[Reviewed by Peter Marks]
Jesus christ what the fuck IS that!? Oh hell, not them again. Why are you playing this, you hate me that much?
These were some of the comments I garnered each and every time I played this glorious record. An unrepentant mixture of thrash, punk and metal which earned this band the honor of their own genre: splatterock. It’s worth noting that not only did they manage to offend and anger every friend of mine at the time they drew this out my dad when he barged in on me banging my head to their albums:
Just what a fifteen year old wants to hear from their parent, yes? Of course, I only played it louder and when he pulled the plug I put it in my walkman and headed out downtown. They say technology frustrates the aged, this would have been one of those moments. Many other fans of this band no doubt have stories of their own to tell about the shit they took for enjoying what was on offer here. I’d relate more but I have limited time and besides, who wants to ruin the memories of those days by connecting them to a present where the majority are either married or parents themselves. Sad indeed.
Led by their murderous zombie mascot Martha Splatterhead, The Accused cut a path of decimation and left nothing but bleeding victims and burning bodies in their wake. This was a bunch who were obsessed by the more lurid underside of society, they reveled in bloody viscera and were happiest writing songs about their muse ripping the heads off her victims or corpses tearing into the throats of the unwary. This was no place for suburbanites to put up their picket fences and gentrify everyone else out, the world The Accused depicted in their songs showed no mercy. Lives snuffed out in the span of under three minutes, yeah baby you’d better believe it.

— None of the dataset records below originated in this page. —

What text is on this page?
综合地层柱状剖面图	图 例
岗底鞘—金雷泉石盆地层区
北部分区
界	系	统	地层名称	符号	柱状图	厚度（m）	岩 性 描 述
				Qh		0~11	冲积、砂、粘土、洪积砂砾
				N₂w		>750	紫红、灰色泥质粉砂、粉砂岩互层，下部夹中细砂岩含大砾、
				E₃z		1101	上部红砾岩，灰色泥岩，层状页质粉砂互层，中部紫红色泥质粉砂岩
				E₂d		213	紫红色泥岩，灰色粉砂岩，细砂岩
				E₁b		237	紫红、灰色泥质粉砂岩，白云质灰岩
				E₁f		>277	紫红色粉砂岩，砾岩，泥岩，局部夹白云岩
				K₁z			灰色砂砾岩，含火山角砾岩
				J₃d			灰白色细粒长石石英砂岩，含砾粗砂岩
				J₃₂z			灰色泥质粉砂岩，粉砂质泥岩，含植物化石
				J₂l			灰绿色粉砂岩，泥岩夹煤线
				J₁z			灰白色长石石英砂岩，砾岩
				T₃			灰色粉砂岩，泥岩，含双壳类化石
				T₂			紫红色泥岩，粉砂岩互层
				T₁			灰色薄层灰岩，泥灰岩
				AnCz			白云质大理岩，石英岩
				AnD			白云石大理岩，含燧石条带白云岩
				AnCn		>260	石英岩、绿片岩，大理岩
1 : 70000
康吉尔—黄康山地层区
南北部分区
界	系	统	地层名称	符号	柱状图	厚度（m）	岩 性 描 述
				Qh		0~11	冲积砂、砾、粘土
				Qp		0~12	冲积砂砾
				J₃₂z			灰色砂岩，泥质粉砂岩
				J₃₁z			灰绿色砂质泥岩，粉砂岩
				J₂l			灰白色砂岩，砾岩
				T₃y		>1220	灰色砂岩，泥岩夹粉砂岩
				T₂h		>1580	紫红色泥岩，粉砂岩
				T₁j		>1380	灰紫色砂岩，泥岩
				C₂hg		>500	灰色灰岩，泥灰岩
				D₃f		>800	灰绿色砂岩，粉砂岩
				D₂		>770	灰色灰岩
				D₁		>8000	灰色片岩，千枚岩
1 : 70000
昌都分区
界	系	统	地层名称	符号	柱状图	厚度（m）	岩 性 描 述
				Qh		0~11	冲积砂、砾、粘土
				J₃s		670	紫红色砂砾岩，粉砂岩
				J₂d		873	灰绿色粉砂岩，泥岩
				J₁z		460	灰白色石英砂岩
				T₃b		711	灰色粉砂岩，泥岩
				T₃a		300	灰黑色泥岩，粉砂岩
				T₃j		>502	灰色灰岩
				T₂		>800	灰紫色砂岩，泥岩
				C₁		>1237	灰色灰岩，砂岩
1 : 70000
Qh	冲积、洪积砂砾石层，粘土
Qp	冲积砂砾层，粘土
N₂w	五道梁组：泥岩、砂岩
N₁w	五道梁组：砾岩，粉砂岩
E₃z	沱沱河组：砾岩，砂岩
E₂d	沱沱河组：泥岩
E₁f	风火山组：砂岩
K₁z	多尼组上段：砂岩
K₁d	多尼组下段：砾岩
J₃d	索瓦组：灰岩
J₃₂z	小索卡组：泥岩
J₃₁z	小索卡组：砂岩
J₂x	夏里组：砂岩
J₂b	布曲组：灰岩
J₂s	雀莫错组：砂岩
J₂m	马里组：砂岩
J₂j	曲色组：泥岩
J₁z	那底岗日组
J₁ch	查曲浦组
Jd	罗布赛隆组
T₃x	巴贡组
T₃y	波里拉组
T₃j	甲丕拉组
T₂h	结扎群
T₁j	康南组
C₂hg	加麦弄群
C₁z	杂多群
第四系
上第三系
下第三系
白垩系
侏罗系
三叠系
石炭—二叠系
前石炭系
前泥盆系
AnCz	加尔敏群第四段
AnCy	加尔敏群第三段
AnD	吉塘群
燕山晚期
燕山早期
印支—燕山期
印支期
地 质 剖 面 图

When the sun went down hell itself came to grind out vengeance upon the earth. Punishment was severe, excuses were not accepted; Martha always had those razor sharp nails ready to open you up, she’d even smile while your entrails drained out of you onto the concrete.
Such a sweetheart.
Some bemoaned the metal influences of this record and yet they’d always been there. The recording sessions must have been manic, the speed of these tracks is simply blinding; the riffs are in a word: blistering. Those who’d continually written them off as some kind of joke now had to contend with an Accused who displayed greater musical dexterity than ever before with transitions between tempos they themselves must have shaken their heads at. I couldn’t help but grin by the time I got to the song “M is for Martha” with it’s staccato beats and venomous lyrics; between the verses the band flexed their muscles over and over with unbelievable precision. Go. Then stop. Linger on that note. Give it back to Blaine and let him scream some more.
Here are a few other items of note: before grunge came along and shit over everything, Seattle had a thriving metal scene. The Accused straddled multiple genres but among extreme music aficionados of the time there was never any question: they ruled. This is the most overlooked band ever to come out of that place and sadly they are mostly forgotten. Their records were uncompromising, their live shows absolutely terrifying and in 1990 they hit their peak with ‘Grinning Like an Undertaker’ a testament to years and years spent on the road, in the studio and in dingy apartments beyond count. Their work is being slowly re-issued (I’m told) so perhaps a new audience will get to take the same plunge I did 25 years ago with this album and pound some nails into that coffin.